Yet many of the same people complaining about ‘amateurs’ in the B&B sector are actually promoting a similar situation in the agriculture sector.

There are farmers’ markets popping up all over the place in Tasmania. They offer preserves and jams, eggs, dairy and meat products, all manner of fruit and veg – in all varieties of free range, chemical-free, organic, you name it.

Most of the farmers supplying these markets are small, and often they’re not ‘commercial’ in the sense that the farmer could make a living from their activities.

This doesn’t worry their customers. No-one checks the veracity of what they claim; no-one checks that they comply with the myriad of rules and regulations imposed on conventional farmers.

However, rather than attack the legitimacy of these small farmers, conventional farmers welcome them with open arms. They know that variety is truly the spice of life – and that these small producers meet demand from a particular market segment that has particular and specific expectations.

In our world, the aim is to grow the metaphorical pie – and make sure that every consumer can find the exact produce that they want.

Yet we hear a lot from the foodies who seem to despise anything that is mass produced. They regularly denigrate the products of conventional agriculture and the farmers who produce these products.

What we have here is clearly a communications breakdown.

Farmers are intent on feeding people. This holds true whether they be small or large producers, whether they supply the supermarket giants or dedicated aficionados at the local farmers’ markets. It is all about providing choice in a population where there are more and more distinct consumer demographics.

In the US, there’s a farming website called the Daily Yonder (www.dailyonder.com).

Recently, it brought together Missouri farmer Richard Oswald, and urban food enthusiast, Erin Fairbanks of Brooklyn, NY. They discussed the gulf between family farmers and foodies.

The foodies often paint conventional mid-sized farmers as “the enemy,” rather than as potential allies in the food-reform movement, people caught in the middle between corporate agriculture and the local food enthusiasts.

“Right in the middle (of these two agricultural systems) are people like me who are multi-generational family farmers,” Oswald said.

“We are the people who have the accumulated knowledge that’s passed down from one generation to the next about how to grow food.”

“When the local food movement has conversations … they tend to lump us all in with the industrial food folks,” Oswald said.
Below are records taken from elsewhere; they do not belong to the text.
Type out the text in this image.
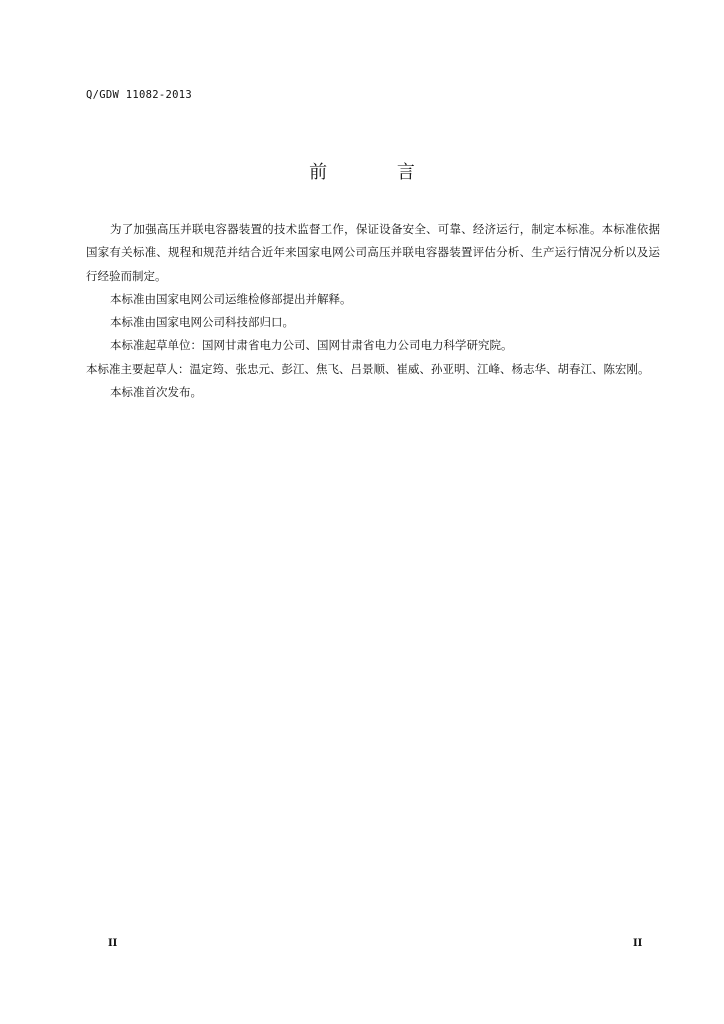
Q/GDW 11082-2013
前 言

为了加强高压并联电容器装置的技术监督工作，保证设备安全、可靠、经济运行，制定本标准。本标准依据国家有关标准、规程和规范并结合近年来国家电网公司高压并联电容器装置评估分析、生产运行情况分析以及运行经验而制定。

本标准由国家电网公司运维检修部提出并解释。

本标准由国家电网公司科技部归口。

本标准起草单位：国网甘肃省电力公司、国网甘肃省电力公司电力科学研究院。

本标准主要起草人：温定筠、张忠元、彭江、焦飞、吕景顺、崔威、孙亚明、江峰、杨志华、胡春江、陈宏刚。

本标准首次发布。

II	II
“It makes it very difficult for people like me who have to fight to stay on the farm at all. It makes it frustrating for me to be lumped in with what’s considered to be an undesirable life. … We’re not industrial food producers, we’re family farmers.”
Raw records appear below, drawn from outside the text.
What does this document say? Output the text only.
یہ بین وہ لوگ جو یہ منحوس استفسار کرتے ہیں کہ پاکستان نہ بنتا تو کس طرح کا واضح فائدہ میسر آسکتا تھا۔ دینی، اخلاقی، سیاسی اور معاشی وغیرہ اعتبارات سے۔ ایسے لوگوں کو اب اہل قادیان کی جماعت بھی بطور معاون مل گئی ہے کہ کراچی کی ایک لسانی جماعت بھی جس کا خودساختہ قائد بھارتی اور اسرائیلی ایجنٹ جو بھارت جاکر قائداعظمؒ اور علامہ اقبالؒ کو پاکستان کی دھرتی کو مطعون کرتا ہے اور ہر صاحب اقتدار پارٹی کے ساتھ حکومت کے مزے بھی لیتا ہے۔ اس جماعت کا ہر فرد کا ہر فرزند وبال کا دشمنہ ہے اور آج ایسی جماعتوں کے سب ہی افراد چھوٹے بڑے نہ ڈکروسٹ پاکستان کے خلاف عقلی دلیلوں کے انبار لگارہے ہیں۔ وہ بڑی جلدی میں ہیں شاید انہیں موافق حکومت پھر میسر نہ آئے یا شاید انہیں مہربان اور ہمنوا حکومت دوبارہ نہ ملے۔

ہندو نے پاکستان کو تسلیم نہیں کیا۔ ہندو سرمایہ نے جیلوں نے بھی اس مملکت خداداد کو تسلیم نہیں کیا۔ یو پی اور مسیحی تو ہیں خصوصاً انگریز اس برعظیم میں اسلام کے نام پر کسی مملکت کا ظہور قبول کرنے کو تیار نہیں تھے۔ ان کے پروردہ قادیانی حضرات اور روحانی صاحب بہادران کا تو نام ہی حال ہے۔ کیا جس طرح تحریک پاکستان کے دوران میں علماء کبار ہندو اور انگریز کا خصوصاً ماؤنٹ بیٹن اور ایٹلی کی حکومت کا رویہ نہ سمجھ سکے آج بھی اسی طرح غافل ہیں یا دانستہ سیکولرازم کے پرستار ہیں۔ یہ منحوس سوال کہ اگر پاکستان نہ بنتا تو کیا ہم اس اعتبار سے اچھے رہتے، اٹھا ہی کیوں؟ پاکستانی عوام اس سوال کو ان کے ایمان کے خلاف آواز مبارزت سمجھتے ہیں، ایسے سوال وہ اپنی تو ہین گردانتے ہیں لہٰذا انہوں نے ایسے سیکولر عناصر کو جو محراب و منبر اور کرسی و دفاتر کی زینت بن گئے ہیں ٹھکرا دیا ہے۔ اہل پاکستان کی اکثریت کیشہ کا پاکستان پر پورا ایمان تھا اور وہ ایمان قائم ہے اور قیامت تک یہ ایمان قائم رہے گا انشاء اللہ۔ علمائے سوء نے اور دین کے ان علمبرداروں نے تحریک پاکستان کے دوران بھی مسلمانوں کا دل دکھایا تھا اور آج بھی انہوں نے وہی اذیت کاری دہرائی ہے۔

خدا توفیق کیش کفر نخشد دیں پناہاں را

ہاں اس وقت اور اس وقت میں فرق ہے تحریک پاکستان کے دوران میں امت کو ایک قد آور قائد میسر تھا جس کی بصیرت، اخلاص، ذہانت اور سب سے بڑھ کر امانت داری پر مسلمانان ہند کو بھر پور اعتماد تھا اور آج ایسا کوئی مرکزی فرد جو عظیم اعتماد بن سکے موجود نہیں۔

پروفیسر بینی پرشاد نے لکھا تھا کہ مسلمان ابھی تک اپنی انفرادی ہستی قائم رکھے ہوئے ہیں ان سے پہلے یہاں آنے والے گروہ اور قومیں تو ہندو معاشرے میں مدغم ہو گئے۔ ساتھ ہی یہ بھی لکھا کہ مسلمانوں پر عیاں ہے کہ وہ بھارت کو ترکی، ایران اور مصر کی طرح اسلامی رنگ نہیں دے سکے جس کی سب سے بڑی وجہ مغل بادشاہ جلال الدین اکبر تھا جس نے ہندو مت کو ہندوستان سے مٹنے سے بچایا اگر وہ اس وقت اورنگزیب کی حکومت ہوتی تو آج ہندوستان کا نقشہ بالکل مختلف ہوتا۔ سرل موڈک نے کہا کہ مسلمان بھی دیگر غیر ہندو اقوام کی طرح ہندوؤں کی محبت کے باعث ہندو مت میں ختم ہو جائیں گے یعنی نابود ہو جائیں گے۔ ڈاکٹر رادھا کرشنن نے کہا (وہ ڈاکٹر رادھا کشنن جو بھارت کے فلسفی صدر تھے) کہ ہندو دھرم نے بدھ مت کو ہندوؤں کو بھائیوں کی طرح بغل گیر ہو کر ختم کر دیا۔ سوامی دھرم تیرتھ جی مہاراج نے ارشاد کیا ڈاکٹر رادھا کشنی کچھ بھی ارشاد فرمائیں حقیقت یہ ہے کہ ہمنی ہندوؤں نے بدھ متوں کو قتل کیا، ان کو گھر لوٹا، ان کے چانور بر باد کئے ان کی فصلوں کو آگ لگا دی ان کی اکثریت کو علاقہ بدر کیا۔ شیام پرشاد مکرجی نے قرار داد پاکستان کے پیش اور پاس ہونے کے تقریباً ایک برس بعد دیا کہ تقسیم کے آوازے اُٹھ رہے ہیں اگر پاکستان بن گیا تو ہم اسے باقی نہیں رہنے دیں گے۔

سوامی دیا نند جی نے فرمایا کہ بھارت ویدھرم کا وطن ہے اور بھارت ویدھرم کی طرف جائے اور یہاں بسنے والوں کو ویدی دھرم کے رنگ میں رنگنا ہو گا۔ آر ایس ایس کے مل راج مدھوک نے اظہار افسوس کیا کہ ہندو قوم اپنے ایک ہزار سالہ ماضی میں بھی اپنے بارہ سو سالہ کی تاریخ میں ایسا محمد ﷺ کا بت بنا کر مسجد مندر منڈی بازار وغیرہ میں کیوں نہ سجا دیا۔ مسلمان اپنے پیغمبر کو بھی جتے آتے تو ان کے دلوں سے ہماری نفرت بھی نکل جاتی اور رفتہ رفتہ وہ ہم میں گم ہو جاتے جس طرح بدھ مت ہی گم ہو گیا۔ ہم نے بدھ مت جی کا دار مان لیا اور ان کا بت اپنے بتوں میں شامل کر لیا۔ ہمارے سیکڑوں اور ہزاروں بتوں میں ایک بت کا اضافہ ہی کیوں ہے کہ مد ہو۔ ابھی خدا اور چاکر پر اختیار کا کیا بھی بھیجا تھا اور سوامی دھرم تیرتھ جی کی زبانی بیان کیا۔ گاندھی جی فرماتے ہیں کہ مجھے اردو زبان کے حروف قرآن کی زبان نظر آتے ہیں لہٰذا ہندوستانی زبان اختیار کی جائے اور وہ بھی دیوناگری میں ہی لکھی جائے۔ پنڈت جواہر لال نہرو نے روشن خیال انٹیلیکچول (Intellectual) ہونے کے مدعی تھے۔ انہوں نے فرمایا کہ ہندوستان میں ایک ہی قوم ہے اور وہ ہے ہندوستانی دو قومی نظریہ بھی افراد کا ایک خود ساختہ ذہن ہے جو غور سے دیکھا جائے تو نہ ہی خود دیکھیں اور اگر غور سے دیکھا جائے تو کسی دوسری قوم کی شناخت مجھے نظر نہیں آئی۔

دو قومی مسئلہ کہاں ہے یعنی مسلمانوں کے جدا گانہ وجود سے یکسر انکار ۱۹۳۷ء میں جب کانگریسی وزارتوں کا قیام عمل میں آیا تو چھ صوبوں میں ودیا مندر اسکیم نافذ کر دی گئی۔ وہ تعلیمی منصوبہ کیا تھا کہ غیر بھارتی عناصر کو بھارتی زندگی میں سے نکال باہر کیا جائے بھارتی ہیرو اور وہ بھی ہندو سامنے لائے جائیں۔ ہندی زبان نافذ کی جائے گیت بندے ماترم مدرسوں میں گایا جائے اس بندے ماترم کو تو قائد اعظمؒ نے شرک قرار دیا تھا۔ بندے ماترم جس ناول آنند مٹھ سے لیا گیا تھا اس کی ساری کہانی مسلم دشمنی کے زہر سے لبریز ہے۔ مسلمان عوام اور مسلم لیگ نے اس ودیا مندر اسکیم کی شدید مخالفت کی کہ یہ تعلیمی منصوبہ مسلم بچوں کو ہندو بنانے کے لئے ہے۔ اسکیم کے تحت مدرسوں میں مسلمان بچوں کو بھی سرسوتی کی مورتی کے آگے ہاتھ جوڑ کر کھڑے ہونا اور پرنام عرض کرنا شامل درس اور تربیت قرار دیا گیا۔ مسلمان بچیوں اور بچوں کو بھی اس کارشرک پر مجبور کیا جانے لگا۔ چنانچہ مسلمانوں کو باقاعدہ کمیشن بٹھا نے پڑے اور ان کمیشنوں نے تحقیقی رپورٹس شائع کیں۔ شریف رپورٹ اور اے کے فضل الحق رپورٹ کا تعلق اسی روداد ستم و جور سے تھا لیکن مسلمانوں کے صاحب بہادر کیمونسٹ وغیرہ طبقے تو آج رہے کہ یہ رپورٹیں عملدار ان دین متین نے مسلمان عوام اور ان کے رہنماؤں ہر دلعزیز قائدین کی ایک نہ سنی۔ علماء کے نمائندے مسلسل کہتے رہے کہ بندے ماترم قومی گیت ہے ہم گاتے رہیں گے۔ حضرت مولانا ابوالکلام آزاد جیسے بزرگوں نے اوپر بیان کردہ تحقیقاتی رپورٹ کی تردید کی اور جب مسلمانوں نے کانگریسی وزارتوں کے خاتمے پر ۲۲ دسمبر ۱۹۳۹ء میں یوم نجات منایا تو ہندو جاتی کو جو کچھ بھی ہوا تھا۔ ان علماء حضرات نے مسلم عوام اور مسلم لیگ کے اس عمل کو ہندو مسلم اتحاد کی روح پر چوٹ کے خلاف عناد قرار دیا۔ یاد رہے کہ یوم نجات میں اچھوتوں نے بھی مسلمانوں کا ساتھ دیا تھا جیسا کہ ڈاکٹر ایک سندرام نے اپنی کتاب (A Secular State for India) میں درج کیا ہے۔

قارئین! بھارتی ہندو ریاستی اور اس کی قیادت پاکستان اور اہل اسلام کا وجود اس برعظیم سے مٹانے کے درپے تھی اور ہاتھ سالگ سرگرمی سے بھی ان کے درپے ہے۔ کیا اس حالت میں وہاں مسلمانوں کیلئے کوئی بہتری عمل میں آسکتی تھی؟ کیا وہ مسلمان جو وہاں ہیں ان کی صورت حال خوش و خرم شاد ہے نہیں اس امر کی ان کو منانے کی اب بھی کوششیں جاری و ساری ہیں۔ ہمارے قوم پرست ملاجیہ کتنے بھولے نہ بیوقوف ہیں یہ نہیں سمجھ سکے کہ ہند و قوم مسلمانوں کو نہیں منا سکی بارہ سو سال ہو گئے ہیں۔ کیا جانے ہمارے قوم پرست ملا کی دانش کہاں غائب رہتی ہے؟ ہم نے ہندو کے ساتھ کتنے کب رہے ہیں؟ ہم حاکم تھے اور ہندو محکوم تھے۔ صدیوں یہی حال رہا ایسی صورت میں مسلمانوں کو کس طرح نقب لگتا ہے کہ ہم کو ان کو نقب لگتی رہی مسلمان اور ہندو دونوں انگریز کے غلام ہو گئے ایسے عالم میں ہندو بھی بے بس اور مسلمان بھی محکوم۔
Fairbanks, for her part, admits she’s on the back foot when trying to tell a farmer like Oswald where he is going wrong because she is not a farmer herself and has learnt largely by reading books and trial and error on a very small scale.

Perhaps the problem we have is that the foodies live in the city and farmers live in the country; and, these days, seldom the twain shall meet.

The common ground between farmers and foodies in Tasmania should be the end product – no matter what the type of farm it comes from. We should all be supporting the fabulous food, wine, ciders, wool and more that is produced in this unique environment; and working together to ensure that all our family farms survive and thrive. Only then will we be able to continue to offer the diversity and quality of food and fibre products that have made Tasmania such a great place to live.